Build large-scale data copy pipelines with metadata-driven approach in copy data tool

Статия
01/05/2024

APPLIES TO: Azure Data Factory Azure Synapse Analytics

Tip

Try out Data Factory in Microsoft Fabric, an all-in-one analytics solution for enterprises. Microsoft Fabric covers everything from data movement to data science, real-time analytics, business intelligence, and reporting. Learn how to start a new trial for free!

When you want to copy huge amounts of objects (for example, thousands of tables) or load data from large variety of sources, the appropriate approach is to input the name list of the objects with required copy behaviors in a control table, and then use parameterized pipelines to read the same from the control table and apply them to the jobs accordingly. By doing so, you can maintain (for example, add/remove) the objects list to be copied easily by just updating the object names in control table instead of redeploying the pipelines. What’s more, you will have single place to easily check which objects copied by which pipelines/triggers with defined copy behaviors.

Copy data tool in ADF eases the journey of building such metadata driven data copy pipelines. After you go through an intuitive flow from a wizard-based experience, the tool can generate parameterized pipelines and SQL scripts for you to create external control tables accordingly. After you run the generated scripts to create the control table in your SQL database, your pipelines will read the metadata from the control table and apply them on the copy jobs automatically.

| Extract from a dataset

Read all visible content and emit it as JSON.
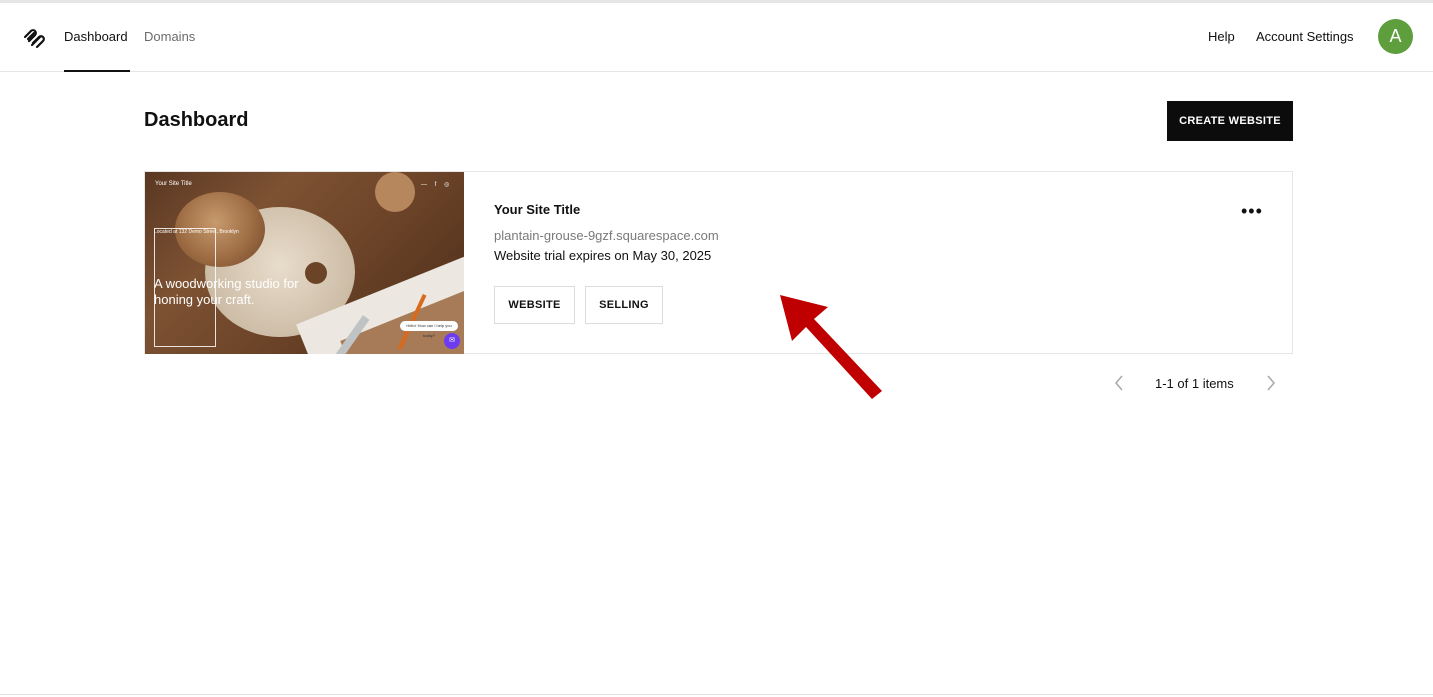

Create metadata-driven copy jobs from copy data tool

Select Metadata-driven copy task in copy data tool.

You need to input the connection and table name of your control table, so that the generated pipeline will read metadata from that.
Input the connection of your source database. You can use parameterized linked service as well.
Select the table name to copy.

Note

If you select tabular data store, you will have chance to further select either full load or delta load in the next page. If you select storage store, you can further select full load only in the next page. Incrementally loading new files only from storage store is currently not supported.
Choose loading behavior.

Tip

If you want to do full copy on all the tables, select Full load all tables. If you want to do incremental copy, you can select configure for each table individually, and select Delta load as well as watermark column name & value to start for each table.
Select Destination data store.
In Settings page, You can decide the max number of copy activities to copy data from your source store concurrently via Number of concurrent copy tasks. The default value is 20.
After pipeline deployment, you can copy or download the SQL scripts from UI for creating control table and store procedure.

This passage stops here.